Cytomegalovirus (CMV) is a significant cause of morbidity and mortality following
transplantation, especially in the pediatric population, who remain at high risk of primary
infection. The availability of effective
antiviral therapy has led to dramatic improvements in the outcome of CMV
infection in patients undergoing
transplantation. In recent years, three major strategies have been developed for the prevention of CMV disease in this population: reduction of risk of viral acquisition or reactivation by management of risk factors; prophylaxis of all 'at-risk' patients using prophylactic strategies for a defined period of time, initiated at or near the time of transplant; and pre-emptive treatment with
ganciclovir of selected 'at-risk' patients, guided by either
laboratory markers indicative of
subclinical infection or the presence of specific risk factors. In general, well designed comparative studies of one or more
antiviral agents for the prevention of CMV have not been carried out. While
ganciclovir appears to be more effective than
aciclovir, its tolerability profile is less optimal. The use of
foscarnet avoids myelosuppresions, but is associated with significant nephrotoxicity. Its use should be reserved for patients unable to tolerate
ganciclovir or with
ganciclovir-resistant CMV disease. Similar to
foscarnet, the high frequency of nephrotoxicity associated with the use of
cidofovir limits its use to clinical scenarios suggestive of
ganciclovir resistance. Newer options, such as
valaciclovir and
valganciclovir, are currently under investigation and preliminary experience has been promising. Finally, passive immunoprophylaxis has been shown to prevent CMV disease after solid
organ transplantation, but its use in
bone marrow transplantation is controversial. Essentially, pre-emptive strategies have relied on the quantitation in the peripheral blood of CMV
phosphoprotein pp65
antigen and/or the polymerase chain reaction assay. Strict guidelines for the use of those assays as a guide to pre-emptive
therapy have not been standardized.
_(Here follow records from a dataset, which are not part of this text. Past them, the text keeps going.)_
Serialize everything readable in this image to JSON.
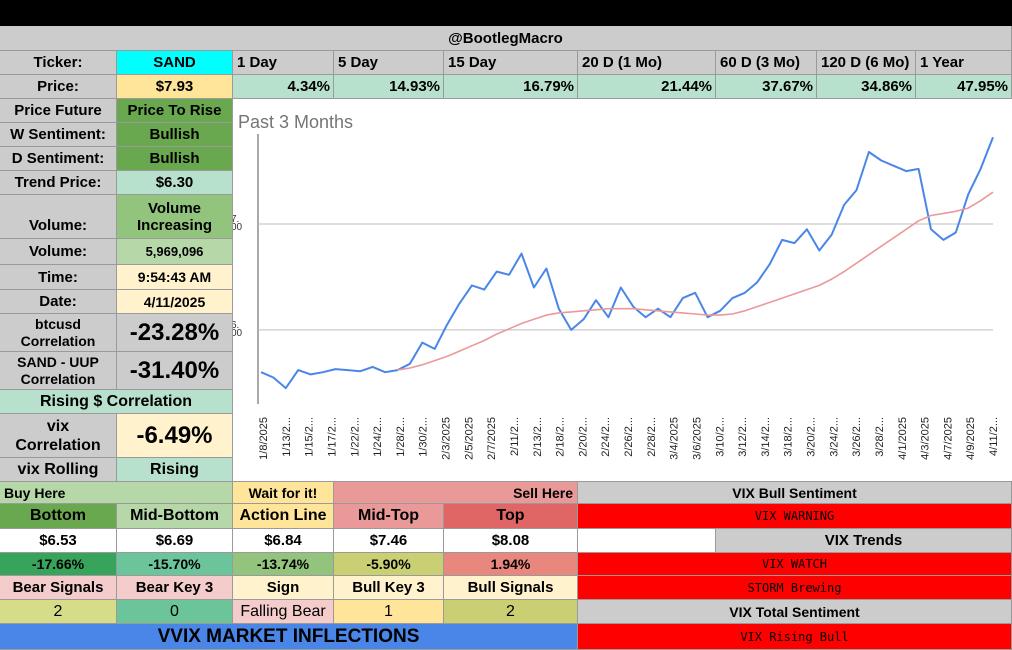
{
  "header": {
    "handle": "@BootlegMacro"
  },
  "periods": {
    "labels": [
      "1 Day",
      "5 Day",
      "15 Day",
      "20 D (1 Mo)",
      "60 D (3 Mo)",
      "120 D (6 Mo)",
      "1 Year"
    ],
    "values": [
      "4.34%",
      "14.93%",
      "16.79%",
      "21.44%",
      "37.67%",
      "34.86%",
      "47.95%"
    ]
  },
  "stats": {
    "ticker_label": "Ticker:",
    "ticker": "SAND",
    "price_label": "Price:",
    "price": "$7.93",
    "price_future_label": "Price Future",
    "price_future": "Price To Rise",
    "w_sentiment_label": "W Sentiment:",
    "w_sentiment": "Bullish",
    "d_sentiment_label": "D Sentiment:",
    "d_sentiment": "Bullish",
    "trend_price_label": "Trend Price:",
    "trend_price": "$6.30",
    "volume_trend_label": "Volume:",
    "volume_trend": "Volume Increasing",
    "volume_label": "Volume:",
    "volume": "5,969,096",
    "time_label": "Time:",
    "time": "9:54:43 AM",
    "date_label": "Date:",
    "date": "4/11/2025",
    "btc_label": "btcusd Correlation",
    "btc_corr": "-23.28%",
    "uup_label": "SAND - UUP Correlation",
    "uup_corr": "-31.40%",
    "rising_corr": "Rising $ Correlation",
    "vix_label": "vix Correlation",
    "vix_corr": "-6.49%",
    "vix_rolling_label": "vix Rolling",
    "vix_rolling": "Rising"
  },
  "chart_data": {
    "type": "line",
    "title": "Past 3 Months",
    "y_tick_labels": [
      "7.\n00",
      "6.\n00"
    ],
    "y_ticks": [
      7.0,
      6.0
    ],
    "ylim": [
      5.3,
      7.85
    ],
    "x_tick_labels": [
      "1/8/2025",
      "1/13/2...",
      "1/15/2...",
      "1/17/2...",
      "1/22/2...",
      "1/24/2...",
      "1/28/2...",
      "1/30/2...",
      "2/3/2025",
      "2/5/2025",
      "2/7/2025",
      "2/11/2...",
      "2/13/2...",
      "2/18/2...",
      "2/20/2...",
      "2/24/2...",
      "2/26/2...",
      "2/28/2...",
      "3/4/2025",
      "3/6/2025",
      "3/10/2...",
      "3/12/2...",
      "3/14/2...",
      "3/18/2...",
      "3/20/2...",
      "3/24/2...",
      "3/26/2...",
      "3/28/2...",
      "4/1/2025",
      "4/3/2025",
      "4/7/2025",
      "4/9/2025",
      "4/11/2..."
    ],
    "series": [
      {
        "name": "Price",
        "color": "#4a86e8",
        "values": [
          5.6,
          5.55,
          5.45,
          5.62,
          5.58,
          5.6,
          5.63,
          5.62,
          5.61,
          5.65,
          5.6,
          5.62,
          5.68,
          5.88,
          5.82,
          6.05,
          6.25,
          6.42,
          6.38,
          6.55,
          6.52,
          6.72,
          6.4,
          6.58,
          6.2,
          6.0,
          6.1,
          6.28,
          6.12,
          6.4,
          6.22,
          6.12,
          6.2,
          6.12,
          6.3,
          6.35,
          6.12,
          6.18,
          6.3,
          6.35,
          6.45,
          6.62,
          6.85,
          6.82,
          6.95,
          6.75,
          6.9,
          7.18,
          7.32,
          7.68,
          7.6,
          7.55,
          7.5,
          7.52,
          6.95,
          6.85,
          6.92,
          7.28,
          7.52,
          7.82
        ]
      },
      {
        "name": "Trend",
        "color": "#ea9999",
        "values": [
          null,
          null,
          null,
          null,
          null,
          null,
          null,
          null,
          null,
          null,
          null,
          5.62,
          5.64,
          5.67,
          5.71,
          5.75,
          5.8,
          5.85,
          5.9,
          5.96,
          6.01,
          6.06,
          6.1,
          6.14,
          6.16,
          6.17,
          6.18,
          6.19,
          6.2,
          6.2,
          6.2,
          6.19,
          6.18,
          6.17,
          6.16,
          6.15,
          6.14,
          6.14,
          6.15,
          6.18,
          6.22,
          6.26,
          6.3,
          6.34,
          6.38,
          6.42,
          6.48,
          6.55,
          6.63,
          6.71,
          6.79,
          6.87,
          6.95,
          7.03,
          7.08,
          7.1,
          7.12,
          7.15,
          7.22,
          7.3
        ]
      }
    ]
  },
  "levels": {
    "buy_here": "Buy Here",
    "wait": "Wait for it!",
    "sell_here": "Sell Here",
    "names": [
      "Bottom",
      "Mid-Bottom",
      "Action Line",
      "Mid-Top",
      "Top"
    ],
    "prices": [
      "$6.53",
      "$6.69",
      "$6.84",
      "$7.46",
      "$8.08"
    ],
    "pcts": [
      "-17.66%",
      "-15.70%",
      "-13.74%",
      "-5.90%",
      "1.94%"
    ]
  },
  "signals": {
    "labels": [
      "Bear Signals",
      "Bear Key 3",
      "Sign",
      "Bull Key 3",
      "Bull Signals"
    ],
    "values": [
      "2",
      "0",
      "Falling Bear",
      "1",
      "2"
    ]
  },
  "banner": "VVIX MARKET INFLECTIONS",
  "vix": {
    "bull_sentiment_label": "VIX Bull Sentiment",
    "warning": "VIX WARNING",
    "trends_label": "VIX Trends",
    "watch": "VIX WATCH",
    "storm": "STORM Brewing",
    "total_label": "VIX Total Sentiment",
    "rising_bull": "VIX Rising Bull"
  },
  "colors": {
    "price_line": "#4a86e8",
    "trend_line": "#ea9999",
    "alert": "#ff0000"
  }
}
Prospective trials comparing pre-emptive
therapy using either intravenous or oral
ganciclovir, and now oral
valganciclovir or
valaciclovir, are necessary to determine the relative cost effectiveness and efficacy of these alternative strategies. Finally, it remains controversial as to whether prophylaxis or pre-emptive
therapy is the optimal strategy for preventing CMV disease. While a growing body of literature describes these approaches in adult transplant recipients, published experience in children has been much more limited.